School districts won’t be able to chart a path forward without an accurate measurement of what’s been lost.
More than 300 days have passed since public schools in Massachusetts had to close due to the coronavirus pandemic, resorting instead to remote or hybrid learning programs that have proved inferior for many students. Yet, at least in Massachusetts, there isn’t reliable data to assess the stunted progress and outright learning loss that many students have experienced during this time.
That’s why the announcement last month that a modified version of the MCAS will be administered this year is welcome. Although the MCAS is typically a graduation requirement for individual students and a way of measuring the performance of districts, it won’t serve either of those purposes this year. Instead, state Commissioner of Education Jeffrey Riley told The Boston Globe the test is needed this year to diagnose any learning deficits.
“Right now we are hypothesizing that students learning exclusively remotely are probably going to have more gaps than students who are in-person (full time) or in hybrid learning. We need this data to figure that out,” he said.
Indeed, it’s a smart move to test using a modified exam — and use the results to identify the losses districts will need to address. Districts shouldn’t be held accountable for any academic deficits revealed by the tests, but those results can provide a benchmark to gauge how well districts close pandemic-related gaps in the future.
Perhaps the results will only reinforce the obvious: that the pandemic exacerbated existing socioeconomic and racial achievement gaps. Nonetheless, one can’t manage what one can’t measure correctly. The data is needed to shape districts’ recovery response post pandemic, especially given that there are hundreds of millions of dollars coming to the state as part of the latest round of economic relief to help districts and students get back on track.

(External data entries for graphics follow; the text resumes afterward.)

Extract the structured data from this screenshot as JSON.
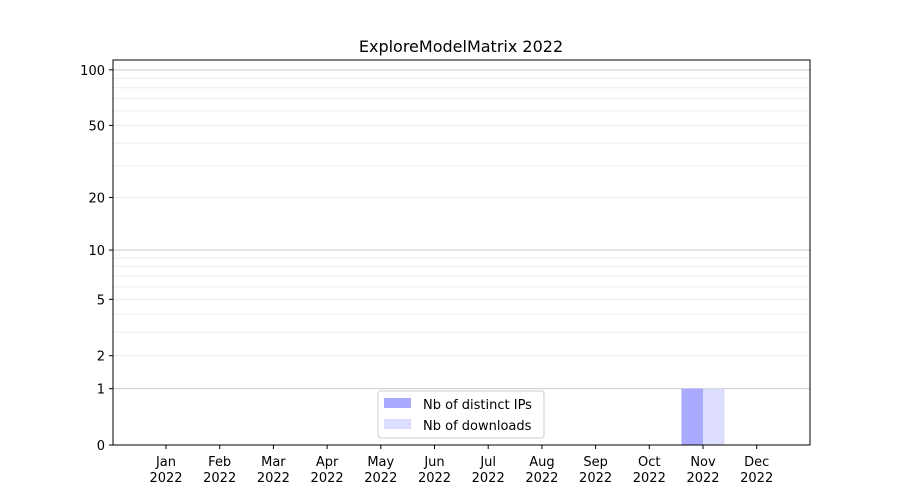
{
  "chart_data": {
    "type": "bar",
    "title": "ExploreModelMatrix 2022",
    "xlabel": "",
    "ylabel": "",
    "yscale": "log(1+y)",
    "ylim": [
      0,
      113
    ],
    "yticks": [
      0,
      1,
      2,
      5,
      10,
      20,
      50,
      100
    ],
    "grid": true,
    "categories": [
      "Jan\n2022",
      "Feb\n2022",
      "Mar\n2022",
      "Apr\n2022",
      "May\n2022",
      "Jun\n2022",
      "Jul\n2022",
      "Aug\n2022",
      "Sep\n2022",
      "Oct\n2022",
      "Nov\n2022",
      "Dec\n2022"
    ],
    "series": [
      {
        "name": "Nb of distinct IPs",
        "color": "#aaaaff",
        "values": [
          0,
          0,
          0,
          0,
          0,
          0,
          0,
          0,
          0,
          0,
          1,
          0
        ]
      },
      {
        "name": "Nb of downloads",
        "color": "#ddddff",
        "values": [
          0,
          0,
          0,
          0,
          0,
          0,
          0,
          0,
          0,
          0,
          1,
          0
        ]
      }
    ],
    "legend_position": "lower-center"
  }
}
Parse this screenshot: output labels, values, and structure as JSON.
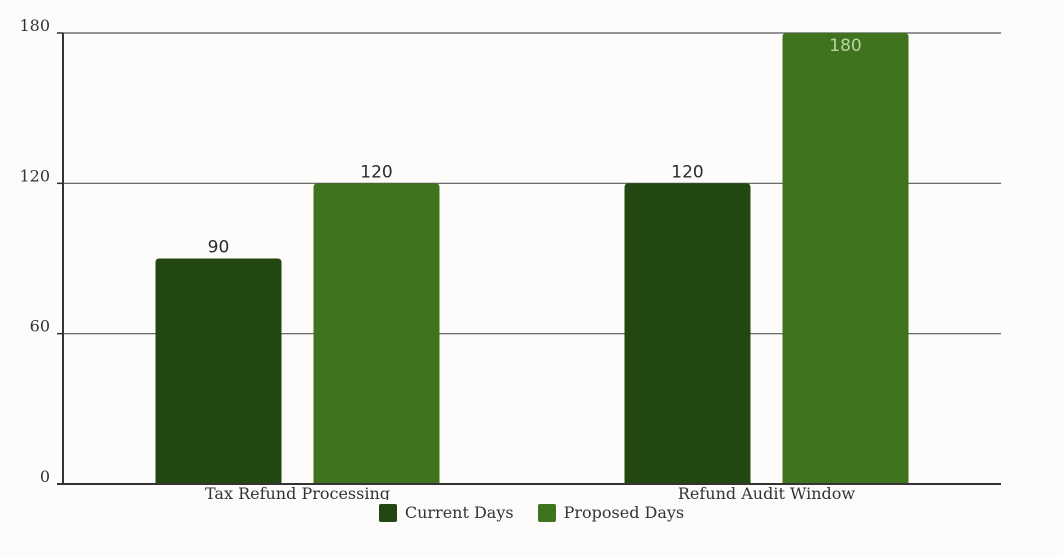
{
  "chart_data": {
    "type": "bar",
    "categories": [
      "Tax Refund Processing",
      "Refund Audit Window"
    ],
    "series": [
      {
        "name": "Current Days",
        "values": [
          90,
          120
        ],
        "color": "#234711"
      },
      {
        "name": "Proposed Days",
        "values": [
          120,
          180
        ],
        "color": "#40731d"
      }
    ],
    "ylim": [
      0,
      180
    ],
    "yticks": [
      0,
      60,
      120,
      180
    ],
    "grid": true,
    "legend": "bottom-center",
    "data_labels": [
      "90",
      "120",
      "120",
      "180"
    ]
  }
}
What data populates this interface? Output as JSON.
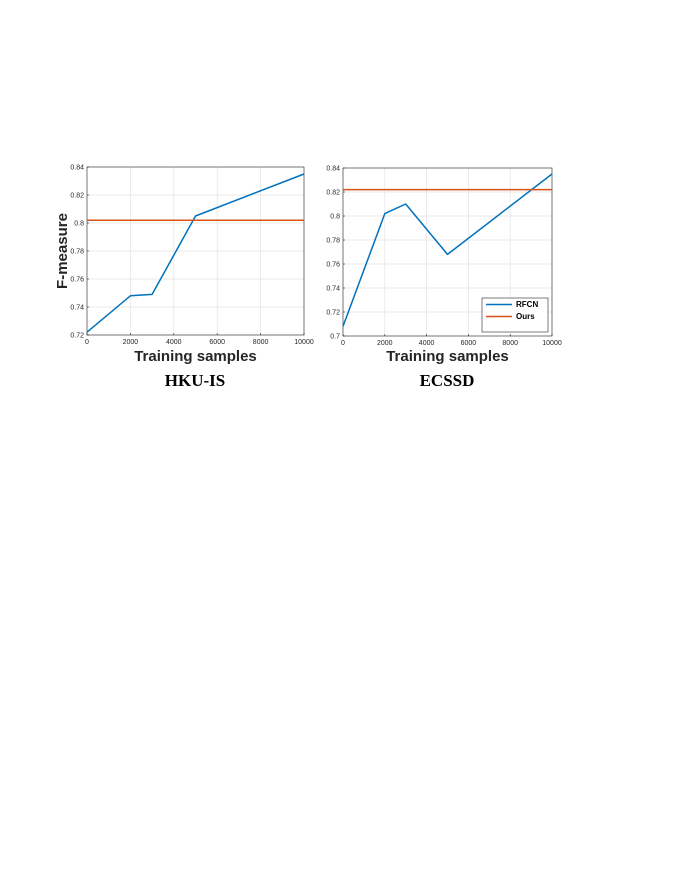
{
  "colors": {
    "RFCN": "#0072bd",
    "Ours": "#d95319"
  },
  "chart_data": [
    {
      "type": "line",
      "title": "HKU-IS",
      "xlabel": "Training samples",
      "ylabel": "F-measure",
      "xlim": [
        0,
        10000
      ],
      "ylim": [
        0.72,
        0.84
      ],
      "xticks": [
        0,
        2000,
        4000,
        6000,
        8000,
        10000
      ],
      "yticks": [
        0.72,
        0.74,
        0.76,
        0.78,
        0.8,
        0.82,
        0.84
      ],
      "xtick_labels": [
        "0",
        "2000",
        "4000",
        "6000",
        "8000",
        "10000"
      ],
      "ytick_labels": [
        "0.72",
        "0.74",
        "0.76",
        "0.78",
        "0.8",
        "0.82",
        "0.84"
      ],
      "grid": true,
      "legend": null,
      "series": [
        {
          "key": "RFCN",
          "x": [
            0,
            2000,
            3000,
            5000,
            10000
          ],
          "y": [
            0.722,
            0.748,
            0.749,
            0.805,
            0.835
          ]
        },
        {
          "key": "Ours",
          "x": [
            0,
            10000
          ],
          "y": [
            0.802,
            0.802
          ]
        }
      ]
    },
    {
      "type": "line",
      "title": "ECSSD",
      "xlabel": "Training samples",
      "ylabel": "",
      "xlim": [
        0,
        10000
      ],
      "ylim": [
        0.7,
        0.84
      ],
      "xticks": [
        0,
        2000,
        4000,
        6000,
        8000,
        10000
      ],
      "yticks": [
        0.7,
        0.72,
        0.74,
        0.76,
        0.78,
        0.8,
        0.82,
        0.84
      ],
      "xtick_labels": [
        "0",
        "2000",
        "4000",
        "6000",
        "8000",
        "10000"
      ],
      "ytick_labels": [
        "0.7",
        "0.72",
        "0.74",
        "0.76",
        "0.78",
        "0.8",
        "0.82",
        "0.84"
      ],
      "grid": true,
      "legend": "bottom-right",
      "series": [
        {
          "key": "RFCN",
          "name": "RFCN",
          "x": [
            0,
            2000,
            3000,
            5000,
            10000
          ],
          "y": [
            0.708,
            0.802,
            0.81,
            0.768,
            0.835
          ]
        },
        {
          "key": "Ours",
          "name": "Ours",
          "x": [
            0,
            10000
          ],
          "y": [
            0.822,
            0.822
          ]
        }
      ]
    }
  ]
}
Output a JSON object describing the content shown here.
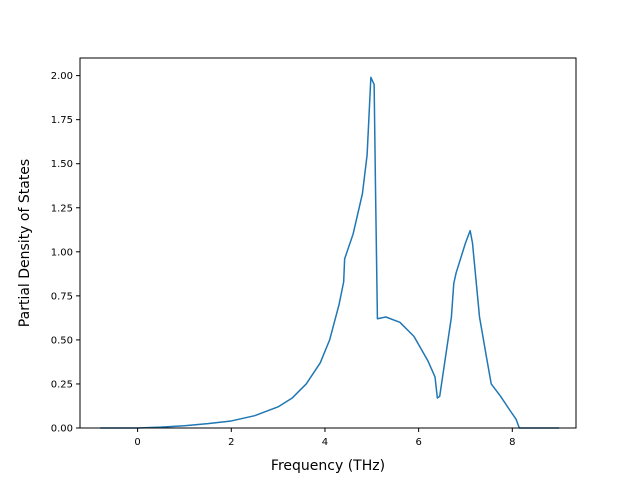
{
  "chart_data": {
    "type": "line",
    "xlabel": "Frequency (THz)",
    "ylabel": "Partial Density of States",
    "xlim": [
      -1.23,
      9.36
    ],
    "ylim": [
      0.0,
      2.1
    ],
    "grid": false,
    "line_color": "#1f77b4",
    "x_ticks": [
      0,
      2,
      4,
      6,
      8
    ],
    "x_tick_labels": [
      "0",
      "2",
      "4",
      "6",
      "8"
    ],
    "y_ticks": [
      0.0,
      0.25,
      0.5,
      0.75,
      1.0,
      1.25,
      1.5,
      1.75,
      2.0
    ],
    "y_tick_labels": [
      "0.00",
      "0.25",
      "0.50",
      "0.75",
      "1.00",
      "1.25",
      "1.50",
      "1.75",
      "2.00"
    ],
    "series": [
      {
        "x": [
          -0.8,
          0.0,
          0.5,
          1.0,
          1.5,
          2.0,
          2.5,
          3.0,
          3.3,
          3.6,
          3.9,
          4.1,
          4.3,
          4.4,
          4.42,
          4.6,
          4.8,
          4.9,
          4.98,
          5.05,
          5.08,
          5.12,
          5.3,
          5.6,
          5.9,
          6.2,
          6.35,
          6.4,
          6.45,
          6.6,
          6.7,
          6.75,
          6.8,
          7.0,
          7.1,
          7.15,
          7.3,
          7.45,
          7.55,
          7.75,
          7.95,
          8.08,
          8.15,
          8.3,
          9.0
        ],
        "y": [
          0.0,
          0.0,
          0.005,
          0.013,
          0.025,
          0.04,
          0.07,
          0.12,
          0.17,
          0.25,
          0.37,
          0.5,
          0.7,
          0.83,
          0.96,
          1.1,
          1.33,
          1.55,
          1.99,
          1.95,
          1.35,
          0.62,
          0.63,
          0.6,
          0.52,
          0.38,
          0.29,
          0.17,
          0.18,
          0.45,
          0.63,
          0.82,
          0.88,
          1.05,
          1.12,
          1.05,
          0.63,
          0.4,
          0.25,
          0.18,
          0.1,
          0.05,
          0.0,
          0.0,
          0.0
        ]
      }
    ]
  }
}
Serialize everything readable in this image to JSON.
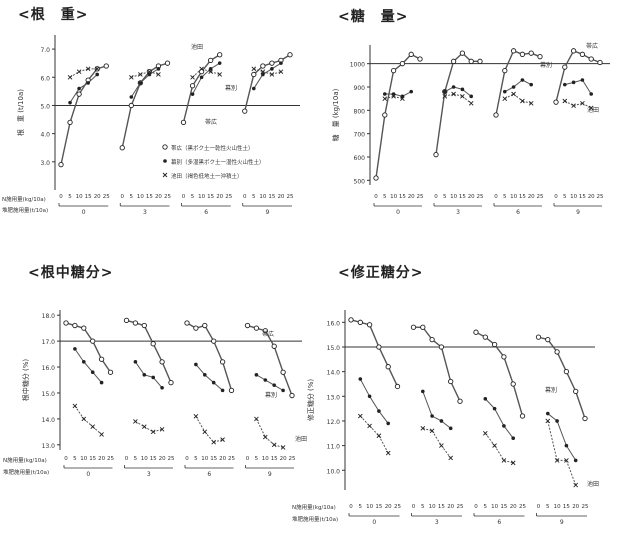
{
  "chart_data": [
    {
      "type": "line",
      "title": "<根　重>",
      "ylabel": "根　重 (t/10a)",
      "ylim": [
        2.0,
        7.5
      ],
      "yticks": [
        3.0,
        4.0,
        5.0,
        6.0,
        7.0
      ],
      "reference_line": 5.0,
      "xlabel_lines": [
        "N施用量(kg/10a)",
        "堆肥施用量(t/10a)"
      ],
      "n_levels": [
        "0",
        "5",
        "10",
        "15",
        "20",
        "25"
      ],
      "groups": [
        "0",
        "3",
        "6",
        "9"
      ],
      "series": [
        {
          "name": "帯広（黒ボク土一乾性火山性土）",
          "style": "open",
          "values": [
            [
              2.9,
              4.4,
              5.4,
              5.9,
              6.3,
              6.4
            ],
            [
              3.5,
              5.0,
              5.8,
              6.2,
              6.4,
              6.5
            ],
            [
              4.4,
              5.7,
              6.2,
              6.6,
              6.8,
              null
            ],
            [
              4.8,
              6.1,
              6.4,
              6.5,
              6.6,
              6.8
            ]
          ]
        },
        {
          "name": "幕別（多湿黒ボク土一湿性火山性土）",
          "style": "filled",
          "values": [
            [
              null,
              5.1,
              5.6,
              5.8,
              6.1,
              null
            ],
            [
              null,
              5.3,
              5.8,
              6.1,
              6.3,
              null
            ],
            [
              null,
              5.4,
              6.0,
              6.3,
              6.5,
              null
            ],
            [
              null,
              5.6,
              6.1,
              6.3,
              6.5,
              null
            ]
          ]
        },
        {
          "name": "池田（褐色低地土一沖積土）",
          "style": "cross",
          "values": [
            [
              null,
              6.0,
              6.2,
              6.3,
              6.3,
              null
            ],
            [
              null,
              6.0,
              6.1,
              6.2,
              6.1,
              null
            ],
            [
              null,
              6.0,
              6.3,
              6.2,
              6.1,
              null
            ],
            [
              null,
              6.3,
              6.2,
              6.1,
              6.2,
              null
            ]
          ]
        }
      ],
      "annotations": [
        "池田",
        "幕別",
        "帯広"
      ]
    },
    {
      "type": "line",
      "title": "<糖　量>",
      "ylabel": "糖　量 (kg/10a)",
      "ylim": [
        480,
        1080
      ],
      "yticks": [
        500,
        600,
        700,
        800,
        900,
        1000
      ],
      "reference_line": 1000,
      "xlabel_lines": [
        "",
        ""
      ],
      "n_levels": [
        "0",
        "5",
        "10",
        "15",
        "20",
        "25"
      ],
      "groups": [
        "0",
        "3",
        "6",
        "9"
      ],
      "series": [
        {
          "name": "帯広",
          "style": "open",
          "values": [
            [
              510,
              780,
              970,
              1000,
              1040,
              1020
            ],
            [
              610,
              880,
              1010,
              1045,
              1010,
              1010
            ],
            [
              780,
              970,
              1055,
              1040,
              1045,
              1030
            ],
            [
              835,
              985,
              1055,
              1040,
              1020,
              1005
            ]
          ]
        },
        {
          "name": "幕別",
          "style": "filled",
          "values": [
            [
              null,
              870,
              870,
              860,
              880,
              null
            ],
            [
              null,
              880,
              900,
              890,
              860,
              null
            ],
            [
              null,
              880,
              900,
              930,
              910,
              null
            ],
            [
              null,
              910,
              920,
              930,
              870,
              null
            ]
          ]
        },
        {
          "name": "池田",
          "style": "cross",
          "values": [
            [
              null,
              850,
              860,
              850,
              null,
              null
            ],
            [
              null,
              860,
              870,
              860,
              830,
              null
            ],
            [
              null,
              850,
              870,
              840,
              830,
              null
            ],
            [
              null,
              840,
              820,
              830,
              810,
              null
            ]
          ]
        }
      ],
      "annotations": [
        "帯広",
        "幕別",
        "池田"
      ]
    },
    {
      "type": "line",
      "title": "<根中糖分>",
      "ylabel": "根中糖分 (%)",
      "ylim": [
        12.8,
        18.2
      ],
      "yticks": [
        13.0,
        14.0,
        15.0,
        16.0,
        17.0,
        18.0
      ],
      "reference_line": 17.0,
      "xlabel_lines": [
        "N施用量(kg/10a)",
        "堆肥施用量(t/10a)"
      ],
      "n_levels": [
        "0",
        "5",
        "10",
        "15",
        "20",
        "25"
      ],
      "groups": [
        "0",
        "3",
        "6",
        "9"
      ],
      "series": [
        {
          "name": "帯広",
          "style": "open",
          "values": [
            [
              17.7,
              17.6,
              17.5,
              17.0,
              16.3,
              15.8
            ],
            [
              17.8,
              17.7,
              17.6,
              16.9,
              16.2,
              15.4
            ],
            [
              17.7,
              17.5,
              17.6,
              17.0,
              16.2,
              15.1
            ],
            [
              17.6,
              17.5,
              17.4,
              16.8,
              15.8,
              14.9
            ]
          ]
        },
        {
          "name": "幕別",
          "style": "filled",
          "values": [
            [
              null,
              16.7,
              16.2,
              15.8,
              15.4,
              null
            ],
            [
              null,
              16.2,
              15.7,
              15.6,
              15.2,
              null
            ],
            [
              null,
              16.1,
              15.7,
              15.4,
              15.1,
              null
            ],
            [
              null,
              15.7,
              15.5,
              15.3,
              15.1,
              null
            ]
          ]
        },
        {
          "name": "池田",
          "style": "cross",
          "values": [
            [
              null,
              14.5,
              14.0,
              13.7,
              13.4,
              null
            ],
            [
              null,
              13.9,
              13.7,
              13.5,
              13.6,
              null
            ],
            [
              null,
              14.1,
              13.5,
              13.1,
              13.2,
              null
            ],
            [
              null,
              14.0,
              13.3,
              13.0,
              12.9,
              null
            ]
          ]
        }
      ],
      "annotations": [
        "帯広",
        "幕別",
        "池田"
      ]
    },
    {
      "type": "line",
      "title": "<修正糖分>",
      "ylabel": "修正糖分 (%)",
      "ylim": [
        9.2,
        16.5
      ],
      "yticks": [
        10.0,
        11.0,
        12.0,
        13.0,
        14.0,
        15.0,
        16.0
      ],
      "reference_line": 15.0,
      "xlabel_lines": [
        "N施用量(kg/10a)",
        "堆肥施用量(t/10a)"
      ],
      "n_levels": [
        "0",
        "5",
        "10",
        "15",
        "20",
        "25"
      ],
      "groups": [
        "0",
        "3",
        "6",
        "9"
      ],
      "series": [
        {
          "name": "帯広",
          "style": "open",
          "values": [
            [
              16.1,
              16.0,
              15.9,
              15.0,
              14.2,
              13.4
            ],
            [
              15.8,
              15.8,
              15.3,
              15.0,
              13.6,
              12.8
            ],
            [
              15.6,
              15.4,
              15.1,
              14.6,
              13.5,
              12.2
            ],
            [
              15.4,
              15.3,
              14.8,
              14.0,
              13.2,
              12.1
            ]
          ]
        },
        {
          "name": "幕別",
          "style": "filled",
          "values": [
            [
              null,
              13.7,
              13.0,
              12.4,
              11.9,
              null
            ],
            [
              null,
              13.2,
              12.2,
              12.0,
              11.7,
              null
            ],
            [
              null,
              12.9,
              12.5,
              11.8,
              11.3,
              null
            ],
            [
              null,
              12.3,
              12.0,
              11.0,
              10.4,
              null
            ]
          ]
        },
        {
          "name": "池田",
          "style": "cross",
          "values": [
            [
              null,
              12.2,
              11.8,
              11.4,
              10.7,
              null
            ],
            [
              null,
              11.7,
              11.6,
              11.0,
              10.5,
              null
            ],
            [
              null,
              11.5,
              11.0,
              10.4,
              10.3,
              null
            ],
            [
              null,
              12.0,
              10.4,
              10.4,
              9.4,
              null
            ]
          ]
        }
      ],
      "annotations": [
        "幕別",
        "池田"
      ]
    }
  ]
}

“There’s about $800 million coming statewide,” said Ed Lambert, executive director of the Massachusetts Business Alliance for Education. Lambert said diagnosing learning loss will be critical to determine what to do with the extra federal money. “It can be used to do summer programming, accelerated academies, intense tutoring.”
For some, it might come across as unseemly to talk about students’ learning losses when so many lives have been lost to COVID-19. But the educational future of a whole generation of kids is at stake. The first step for districts and educators to reverse the COVID-19 slide is to learn just how bad it is.